2. Peut-être une histoire avec une cabine téléphonique. Peut-être pas. La mémoire… Ah ! La mémoire ne retient que ce qui ne l’arrange pas. Dans un vieux carnet, ce récit codé d’un cauchemar fait il y a vingt ans. Trois années d’analyse pour ramener à la surface l’horreur refoulée, et ce livret retrouvé accidentellement qui était là, depuis le début, qui aurait pu me donner la clé. Précieux crâne qui crypte, rune et mystifie les seules vérités qui vaillent.

3. Il n’y manquait rien à cette histoire. Un beau gars, riche et célèbre – la puissance et la gloire – et une belle fille comme moi. L’Amérique, l’Amérique… On le dit, on le chuchote, mais personne ne veut y croire vraiment. Je ne me suis pas suicidée. Une mort brutale en appelle une autre, et puis une autre, et puis une autre. Le clan magnifique ne s’en remettra pas – ou si ? Suspense !
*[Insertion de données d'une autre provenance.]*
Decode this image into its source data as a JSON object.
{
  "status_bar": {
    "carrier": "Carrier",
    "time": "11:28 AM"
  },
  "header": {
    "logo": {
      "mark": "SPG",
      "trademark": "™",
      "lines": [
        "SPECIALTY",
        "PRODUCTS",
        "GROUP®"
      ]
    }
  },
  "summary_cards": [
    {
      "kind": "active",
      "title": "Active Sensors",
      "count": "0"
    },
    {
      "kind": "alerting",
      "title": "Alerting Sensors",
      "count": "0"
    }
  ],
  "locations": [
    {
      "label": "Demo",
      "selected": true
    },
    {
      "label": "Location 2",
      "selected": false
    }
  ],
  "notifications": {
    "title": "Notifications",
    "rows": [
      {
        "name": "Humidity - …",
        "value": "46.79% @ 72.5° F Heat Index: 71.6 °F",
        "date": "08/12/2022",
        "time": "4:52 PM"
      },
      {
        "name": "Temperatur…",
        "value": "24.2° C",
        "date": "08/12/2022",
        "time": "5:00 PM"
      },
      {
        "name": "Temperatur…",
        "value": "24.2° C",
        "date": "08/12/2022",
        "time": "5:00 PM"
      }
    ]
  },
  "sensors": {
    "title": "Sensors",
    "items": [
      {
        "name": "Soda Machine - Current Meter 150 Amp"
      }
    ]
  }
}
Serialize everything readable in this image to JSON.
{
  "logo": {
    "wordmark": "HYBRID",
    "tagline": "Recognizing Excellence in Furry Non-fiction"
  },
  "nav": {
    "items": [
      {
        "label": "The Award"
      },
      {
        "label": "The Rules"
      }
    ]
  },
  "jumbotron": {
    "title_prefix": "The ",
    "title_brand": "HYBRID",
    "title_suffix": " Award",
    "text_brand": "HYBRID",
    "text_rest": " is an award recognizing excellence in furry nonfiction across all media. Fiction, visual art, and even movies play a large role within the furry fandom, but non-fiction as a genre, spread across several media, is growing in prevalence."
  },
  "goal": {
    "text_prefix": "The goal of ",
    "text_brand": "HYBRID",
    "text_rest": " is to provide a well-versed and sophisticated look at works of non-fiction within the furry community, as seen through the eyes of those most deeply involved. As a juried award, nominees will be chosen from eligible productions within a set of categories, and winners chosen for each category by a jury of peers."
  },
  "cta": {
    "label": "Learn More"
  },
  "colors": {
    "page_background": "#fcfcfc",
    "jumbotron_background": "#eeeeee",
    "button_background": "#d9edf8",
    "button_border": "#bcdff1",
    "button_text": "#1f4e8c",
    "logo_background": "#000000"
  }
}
1. Pourquoi les couleurs ? Pourquoi ce blanc blafard ? Ce vert, ce jaune ? La peur se voit-elle en couleur dans les mauvais rêves ? Hitch a-t-il rêvé ses films – je veux dire : vraiment rêvé – avant de les jeter à la face du monde, et l’a-t-il seulement fait pour que je m’en souvienne maintenant que se déroule lentement ma dernière bobine avant le final eut ?

2. Et la musique ? Le chant qui monte de la terre, je ne le reconnais pas. Je suis trop loin déjà. On (?) a coupé le son. Dommage. It don’t mean a thing. Ou si, peut-être. Black, Brown and Beige-, j’en reviens aux couleurs. Tiens, du beige… du beige… la non-couleur qui me gicle à la figure. Take the A Train. This one’s for Sandron…

3. Non, ce n’est pas moi. Toutes ces morts suspectes, je n’y suis pour rien. La preuve, c’est bien après la mienne… Ce qu’il manque à cette famille, à ce pays, c’est une bonne digestion. Les paillettes, c’était pour cacher tout le malheur dessous. Le père, le président, l’homme… Quelqu’un qui me protège. Cette histoire, qu’on la digère ! Il avait dit, lui, qu’il me protégerait contre tous. C’est lui qui m’a poussée.

1. Je n’ai pas joué dans tes films, ce sont tes films qui jouent en moi, se jouent de moi. Les oiseaux sont dix et cent et mille. Je ne les sens plus. Ce doit être cela, la magie du cinéma. Les becs me fouillent et m’éviscèrent.

2. Merci Hitch, merci Duke, merci John. Merci John-John. Merci à tous. Le rythme, l’horreur, le suspense sont dans la vie, mais sans vous je n’aurais pas compris la mienne. Un peu tard : tout est consommé.

Ni dehors ni dedans, aucune autre image que celles que me projette mon cerveau sur le voile intime de mes paupières closes. Dans une apesanteur jaune et verte, étendue dans l’herbe, je reste ; immobile, silencieuse. La maison du souvenir est une grande bâtisse rouge, de style patriarcal.